Indian homeless men queue to get free tea and snacks handed out by Sikh devotees outside the Sis Ganj Gurudwara (Sikh temple) in the old quarters of New Delhi on February 14, 2017. (Photo credit AFP/Getty Images) 

Employment slump

To put it simply, India's economic growth has been largely jobless. The unemployment rate in India hit its highest level in 16 months in March at 6.23%. There’s an accumulated shortage of around 80 million jobs, but the number of jobs created in the financial year 2018 is an estimated 600,000. Its graduates go on to toil in small or micro-enterprises as over 90% of Indians are employed in the informal sector. This month, the country will see a spike in demand for jobs as a fresh batch of college graduates enters the workforce.

Recently, more than 25 million people applied for less than 90,000 positions on India’s state-run railways, and 200,000 applied for 1,167 jobs of police constables in Mumbai. In a country expected to add over 280 million people to the job market by 2050, that ought to set off alarm bells.

“But unfortunately, economic policy in India is [a] prisoner of institutional inertia,” says political analyst Mohan Guruswamy. “The writing on the wall is clear. We are getting increasingly closer to the tipping point. The government has its job cut out. It must create tens of millions of jobs and start planning for more equitable cuts of the pie.”

Emphasizing job creation is one of the country’s most urgent priorities; Raghuram Rajan, the former governor of RBI, said that Indian GDP needs to grow at 10% to be able to produce enough jobsfor the 12 million people joining its workforce every year.

The widening inequality gap

According to Krugman, another concern for India, amid rapid economic progress, is high economic inequality resulting in uneven distribution of wealth. The gap has been widening--the richest 1% of Indians now hold 73% of the country’s total wealth, according to Oxfam India. And according to economists Thomas Piketty and Lucas Chancel, the top 1% of earners pocketed nearly a third of all the extra income generated by economic growth between 1980 and 2014. India's well-off are 10 times richer now than in 1980; those at the median have not even doubled their income.

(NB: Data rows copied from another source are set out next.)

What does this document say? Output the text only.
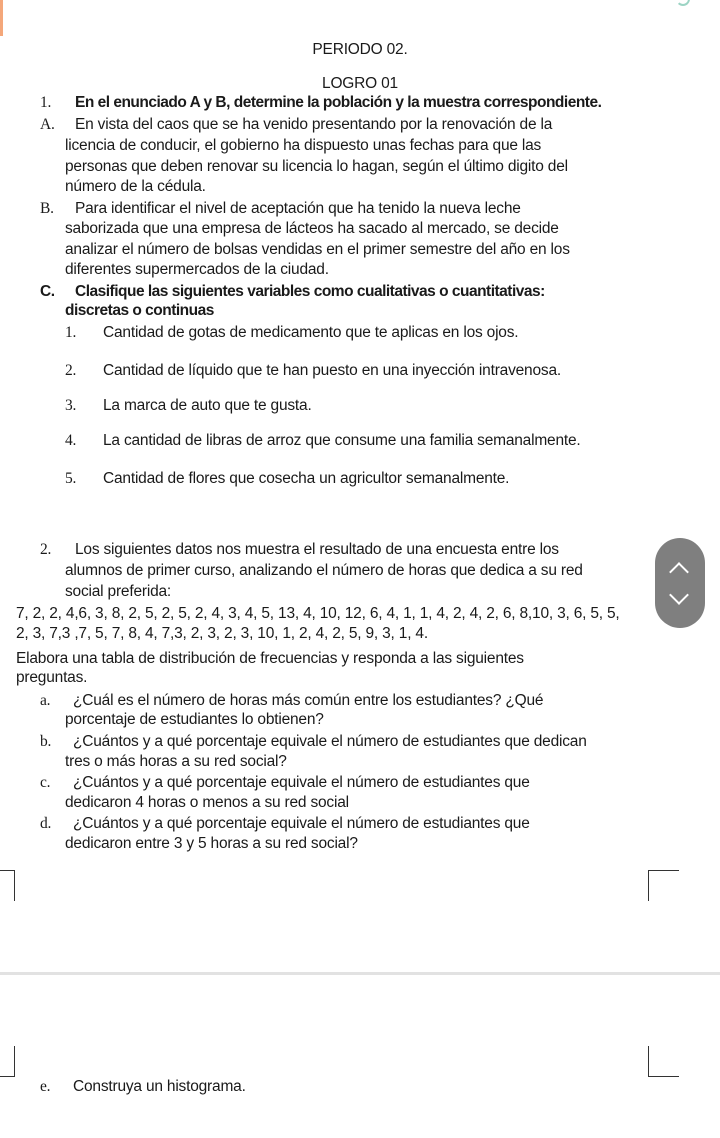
PERIODO 02.
LOGRO 01
1. En el enunciado A y B, determine la población y la muestra correspondiente.
A. En vista del caos que se ha venido presentando por la renovación de la
licencia de conducir, el gobierno ha dispuesto unas fechas para que las
personas que deben renovar su licencia lo hagan, según el último digito del
número de la cédula.
B. Para identificar el nivel de aceptación que ha tenido la nueva leche
saborizada que una empresa de lácteos ha sacado al mercado, se decide
analizar el número de bolsas vendidas en el primer semestre del año en los
diferentes supermercados de la ciudad.
C. Clasifique las siguientes variables como cualitativas o cuantitativas:
discretas o continuas
1. Cantidad de gotas de medicamento que te aplicas en los ojos.
2. Cantidad de líquido que te han puesto en una inyección intravenosa.
3. La marca de auto que te gusta.
4. La cantidad de libras de arroz que consume una familia semanalmente.
5. Cantidad de flores que cosecha un agricultor semanalmente.
2. Los siguientes datos nos muestra el resultado de una encuesta entre los
alumnos de primer curso, analizando el número de horas que dedica a su red
social preferida:
7, 2, 2, 4,6, 3, 8, 2, 5, 2, 5, 2, 4, 3, 4, 5, 13, 4, 10, 12, 6, 4, 1, 1, 4, 2, 4, 2, 6, 8,10, 3, 6, 5, 5,
2, 3, 7,3 ,7, 5, 7, 8, 4, 7,3, 2, 3, 2, 3, 10, 1, 2, 4, 2, 5, 9, 3, 1, 4.
Elabora una tabla de distribución de frecuencias y responda a las siguientes
preguntas.
a. ¿Cuál es el número de horas más común entre los estudiantes? ¿Qué
porcentaje de estudiantes lo obtienen?
b. ¿Cuántos y a qué porcentaje equivale el número de estudiantes que dedican
tres o más horas a su red social?
c. ¿Cuántos y a qué porcentaje equivale el número de estudiantes que
dedicaron 4 horas o menos a su red social
d. ¿Cuántos y a qué porcentaje equivale el número de estudiantes que
dedicaron entre 3 y 5 horas a su red social?
e. Construya un histograma.
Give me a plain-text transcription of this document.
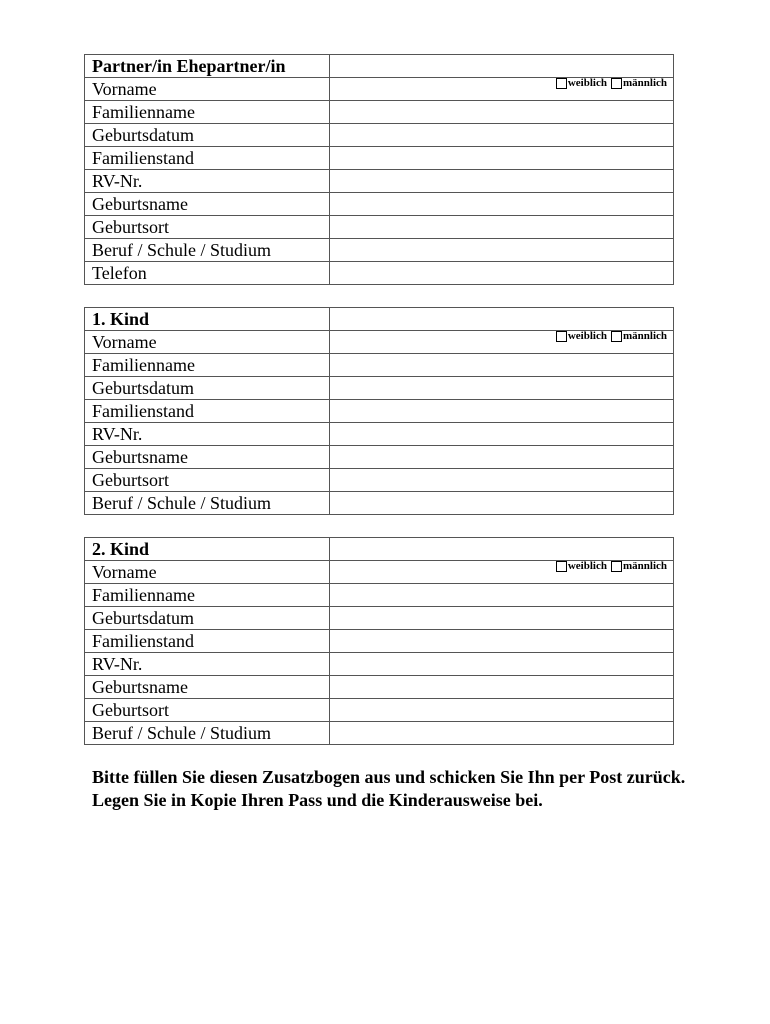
Partner/in Ehepartner/in	
Vorname	weiblich männlich

Familienname	
Geburtsdatum	
Familienstand	
RV-Nr.	
Geburtsname	
Geburtsort	
Beruf / Schule / Studium	
Telefon	
1. Kind	
Vorname	weiblich männlich

Familienname	
Geburtsdatum	
Familienstand	
RV-Nr.	
Geburtsname	
Geburtsort	
Beruf / Schule / Studium	
2. Kind	
Vorname	weiblich männlich

Familienname	
Geburtsdatum	
Familienstand	
RV-Nr.	
Geburtsname	
Geburtsort	
Beruf / Schule / Studium	

Bitte füllen Sie diesen Zusatzbogen aus und schicken Sie Ihn per Post zurück.

Legen Sie in Kopie Ihren Pass und die Kinderausweise bei.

It’s such a daylight of disparity that constitutes the background to an increasingly simmering discontent amongst the poor in India. Recent farmers’ protests are one of many where a simmer of discontentment has boiled over into more overt expressions. The growing protests around the country are not just a claim for dignity, but also call into question the rationale of India's development model.

Farmers during their protest march at Azad Maidan on March 12, 2018 in Mumbai, India. 

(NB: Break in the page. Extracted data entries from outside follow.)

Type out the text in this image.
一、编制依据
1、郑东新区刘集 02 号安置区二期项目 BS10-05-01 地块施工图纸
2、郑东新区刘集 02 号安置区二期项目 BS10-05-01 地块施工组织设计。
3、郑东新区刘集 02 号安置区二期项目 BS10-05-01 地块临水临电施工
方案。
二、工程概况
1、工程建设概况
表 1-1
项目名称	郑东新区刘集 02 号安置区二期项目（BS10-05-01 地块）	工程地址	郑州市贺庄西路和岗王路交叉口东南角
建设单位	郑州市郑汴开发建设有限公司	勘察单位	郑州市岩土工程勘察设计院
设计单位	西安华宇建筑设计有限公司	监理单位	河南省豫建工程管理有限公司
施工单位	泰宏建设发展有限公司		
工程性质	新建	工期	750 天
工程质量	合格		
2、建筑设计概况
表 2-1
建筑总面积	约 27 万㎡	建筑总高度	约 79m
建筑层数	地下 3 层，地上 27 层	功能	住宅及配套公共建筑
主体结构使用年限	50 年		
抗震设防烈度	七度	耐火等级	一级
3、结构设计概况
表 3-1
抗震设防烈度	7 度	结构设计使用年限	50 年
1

Former Indian Prime Minister Manmohan Singh said while economic growth remains a high priority for the country, there is a growing concern that the commitment to ensuring that disparities and inequality do not grow is weakening. “This can be a serious potential threat to our democracy,” he said.

India is among one of the most unequal countries in the world, says Nisha Agrawal, former CEO, Oxfam India. “Rising inequality is as much about rising income, wealth inequality as it is about inequality in non-income dimensions such as education and opportunities.”

“People have been left behind with no decent jobs, underfunded education system, and this can create social conflict,” Agrawal adds.

Low skill levels

According to a report, students aged 14 to 18 years old in rural India are getting left behind even when it comes to fundamental aspects of their education—25% of young people could not “read basic text fluently in their own language” and many could not count money correctly. Also, over 80% of engineers in India remain unemployable, and women’s participation in the workforce is low, at 27%. As the fourth industrial revolution advances, new skill requirements will further challenge its youth.

For an inclusive, broad economic growth, increasing public spending on education, human development and skill development are crucial as cracking down on rich people and corporations avoiding tax, says Agrawal. “We need to ensure the income of the bottom 40% of the population grows faster than of the top 10%. While it sounds ambitious, it is possible to do this by promoting labor-intensive sectors that will create more jobs, and implementing fully the social protection schemes that exist,” she adds.